= George McCorquodale =

English printer

George McCorquodale (10 May 1817 – 1895) was an English printer who founded the McCorquodale Group, once one of the UK's largest printing companies.

==Career==
McCorquodale was the son of Hugh McCorquodale and Lucia Hall. He started his printing career in Liverpool, opening a stationers shop, Liverpool Printing and Stationery Co. Ltd, in 1841, then founding McCorquodale & Co Ltd in Newton-le-Willows in 1846, taking over and converting the former South Lancashire Conservative Association Hall. The company became well known as a printer for the rail industry, producing many British railway companies' tickets, timetables, posters and other printed work. During the 1870s, McCorquodale opened further factories in Glasgow, London and Leeds.

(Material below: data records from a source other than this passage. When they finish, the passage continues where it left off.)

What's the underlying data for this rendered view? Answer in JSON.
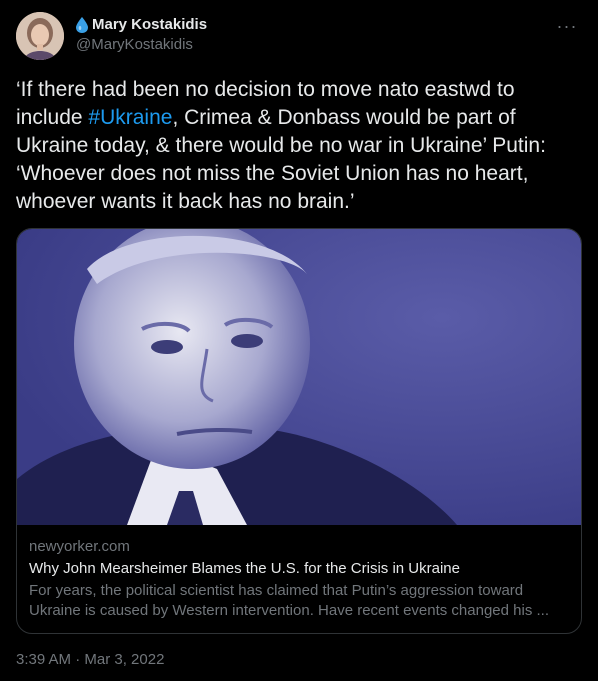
{
  "author": {
    "display_name": "Mary Kostakidis",
    "handle": "@MaryKostakidis",
    "name_emoji_icon": "droplet-icon",
    "avatar_icon": "profile-photo"
  },
  "more_icon": "more-horizontal-icon",
  "more_label": "···",
  "tweet": {
    "text_part1": "‘If there had been no decision to move nato eastwd to include ",
    "hashtag": "#Ukraine",
    "text_part2": ", Crimea & Donbass would be part of Ukraine today, & there would be no war in Ukraine’ Putin: ‘Whoever does not miss the Soviet Union has no heart, whoever wants it back has no brain.’"
  },
  "card": {
    "domain": "newyorker.com",
    "title": "Why John Mearsheimer Blames the U.S. for the Crisis in Ukraine",
    "description": "For years, the political scientist has claimed that Putin’s aggression toward Ukraine is caused by Western intervention. Have recent events changed his ..."
  },
  "timestamp": "3:39 AM · Mar 3, 2022",
  "colors": {
    "background": "#000000",
    "text": "#e7e9ea",
    "secondary": "#71767b",
    "accent": "#1d9bf0",
    "border": "#2f3336",
    "photo_tint": "#3d3f8f"
  }
}
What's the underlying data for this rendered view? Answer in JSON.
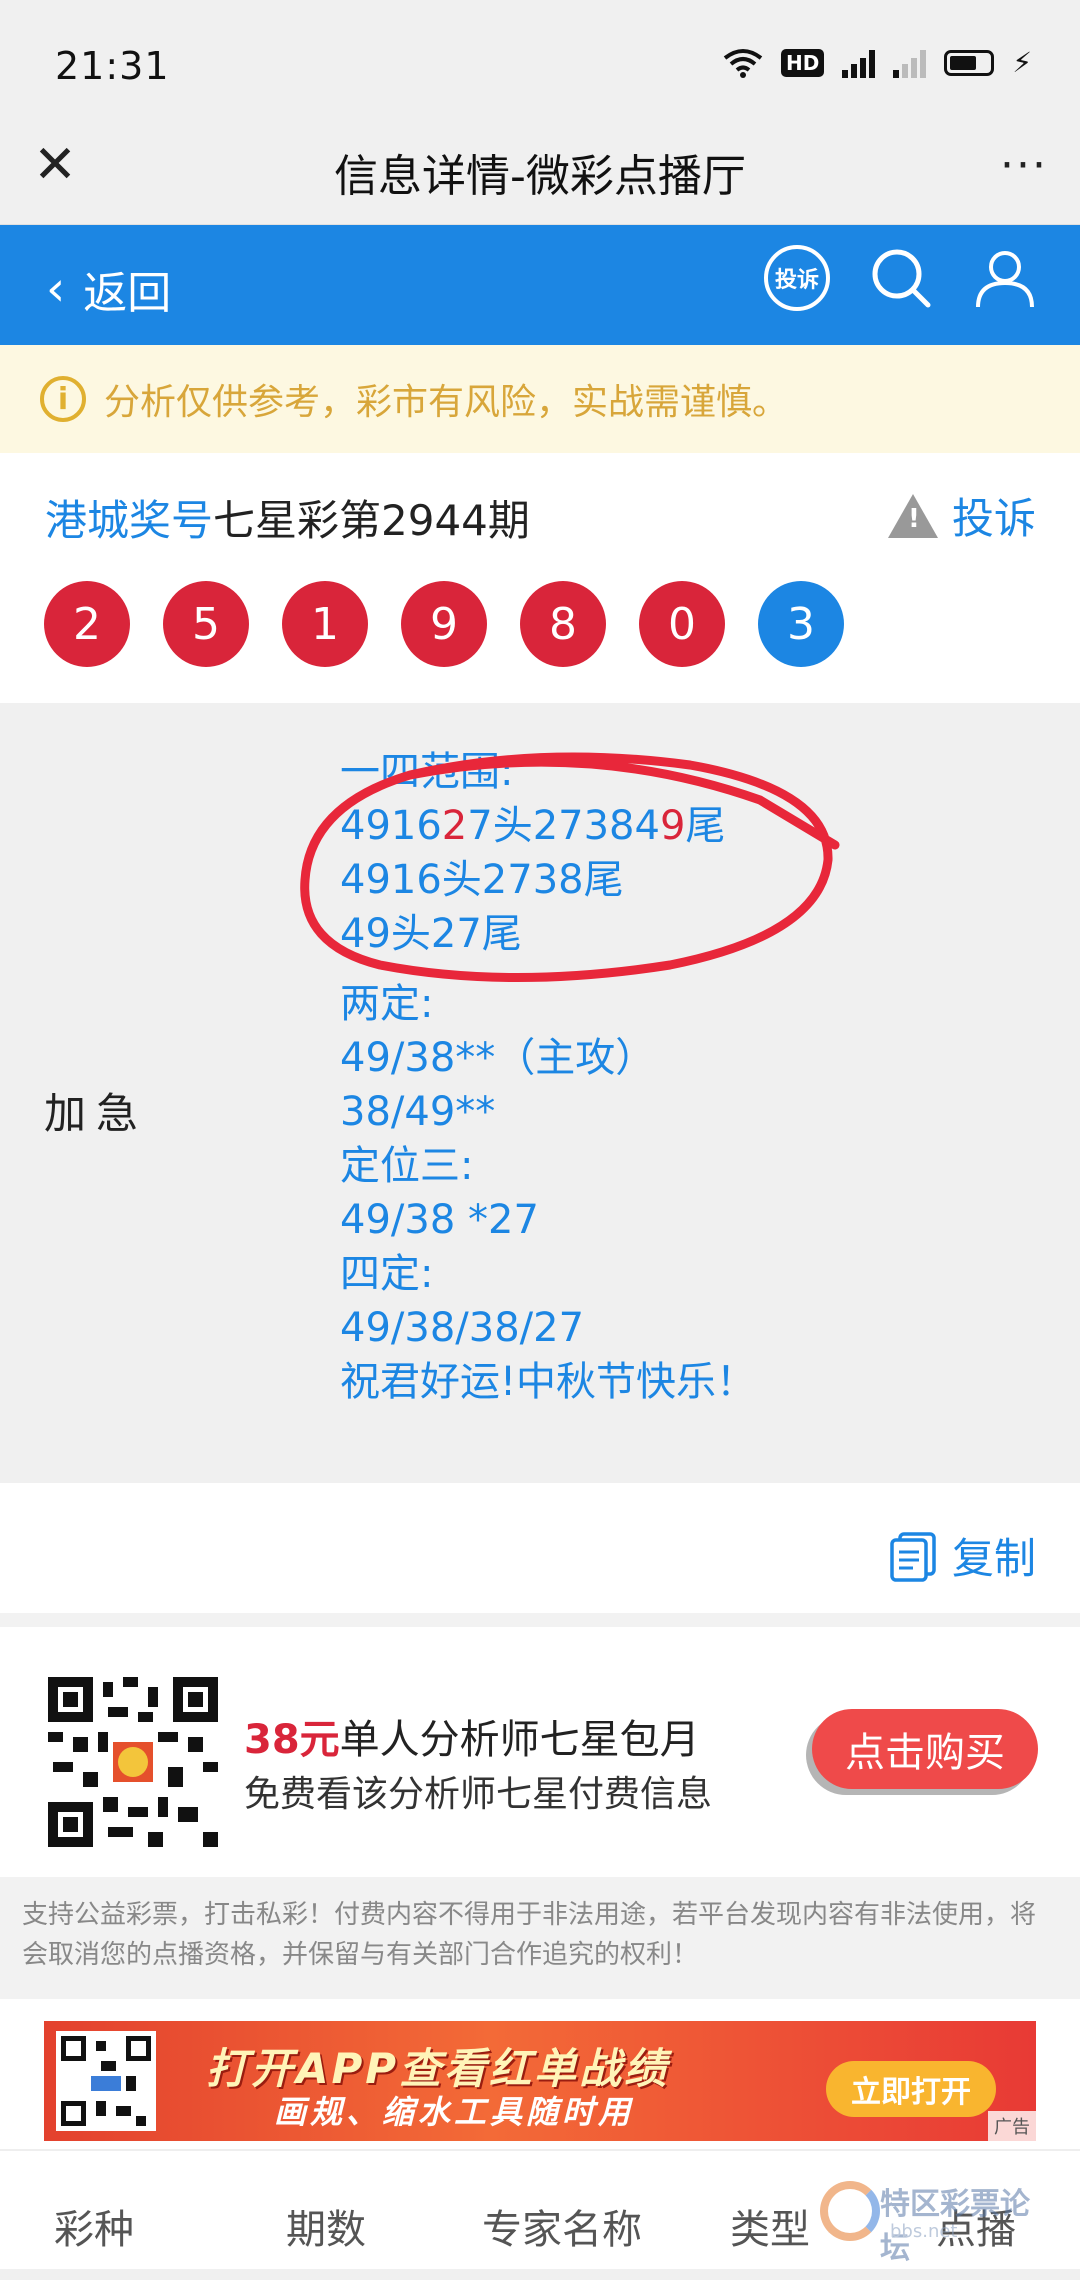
{
  "status_bar": {
    "time": "21:31",
    "hd": "HD",
    "network": "4G"
  },
  "title_bar": {
    "title": "信息详情-微彩点播厅",
    "more": "···"
  },
  "nav": {
    "back_label": "返回",
    "complain_badge": "投诉"
  },
  "notice": {
    "icon": "i",
    "text": "分析仅供参考，彩市有风险，实战需谨慎。"
  },
  "result": {
    "source": "港城奖号",
    "title_rest": "七星彩第2944期",
    "complain_label": "投诉",
    "balls": [
      "2",
      "5",
      "1",
      "9",
      "8",
      "0",
      "3"
    ]
  },
  "content": {
    "label": "加急",
    "lines": [
      "一四范围:",
      "491627头273849尾",
      "4916头2738尾",
      "49头27尾",
      "两定:",
      "49/38**（主攻）",
      "38/49**",
      "定位三:",
      "49/38 *27",
      "四定:",
      "49/38/38/27",
      "祝君好运!中秋节快乐！"
    ],
    "line2_parts": [
      "4916",
      "2",
      "7头27384",
      "9",
      "尾"
    ]
  },
  "copy": {
    "label": "复制"
  },
  "promo": {
    "price": "38元",
    "title": "单人分析师七星包月",
    "subtitle": "免费看该分析师七星付费信息",
    "buy_label": "点击购买"
  },
  "disclaimer": "支持公益彩票，打击私彩！付费内容不得用于非法用途，若平台发现内容有非法使用，将会取消您的点播资格，并保留与有关部门合作追究的权利！",
  "ad": {
    "line1": "打开APP查看红单战绩",
    "line2": "画规、缩水工具随时用",
    "button": "立即打开",
    "tag": "广告"
  },
  "table": {
    "headers": [
      "彩种",
      "期数",
      "专家名称",
      "类型",
      "点播"
    ]
  },
  "watermark": {
    "text": "特区彩票论坛",
    "sub": "bbs.net"
  },
  "colors": {
    "primary": "#1c86e3",
    "red": "#d9253a",
    "notice_bg": "#fdf8e1",
    "notice_text": "#d8a63a"
  }
}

In 1878, Sir Richard Moon, chairman of the London and North Western Railway invited McCorquodale to build a printing works in the railway town of Wolverton. This specialised in printing registered envelopes later diversified into books and commercial stationery.

During the invasion scare of 1859–60, many of McCorquodale's workers joined the 73rd (Newton-le-Willows) Lancashire Rifle Volunteer Corps. On 10 January 1861 McCorquodale raised the 'Liverpool Press Guard' from employees of the newspaper and printing trades in the city, and on 21 February 1861, the officers and men of the new unit took the oath of allegiance at St George's Hall, Liverpool. It was designated the 80th (Liverpool Press Guard) Lancashire Rifle Volunteer Corps and soon consisted of six companies, commanded by McCorquodale with the rank of Lieutenant-Colonel. The 73rd RVC was incorporated as G Company of the 80th in 1863. McCorquodale retired from the command on 3 October 1868, becoming the unit's first Honorary Colonel.

He held the office of High Sheriff of Lancashire in 1882, and High Sheriff of Anglesey in 1889, living in retirement at Gadlys in Anglesey.

==Family==
McCorquodale married, firstly, Louisa Kate Honan, daughter of Frederick Honan, on 24 December 1844, and lived for a time in a large house (demolished in the 1930s) in what is today Newton-le-Willows' Willow Park, Merseyside. They had many issues including, Harold McCorquodale (1865-1943), whose son was Kenneth McCorquodale (1894-1976, father of Alistair McCorquodale)

After his first wife died in 1870, he married, secondly, Emily Sanderson, daughter of Reverend Thomas Sanderson and Eliza Baddeley, on 1 January 1872 at Southover Church, Lewes in Sussex. They had 2 children.

When McCorquodale died in 1895 he left an estate valued at £439,396 (about £48 million in today's terms).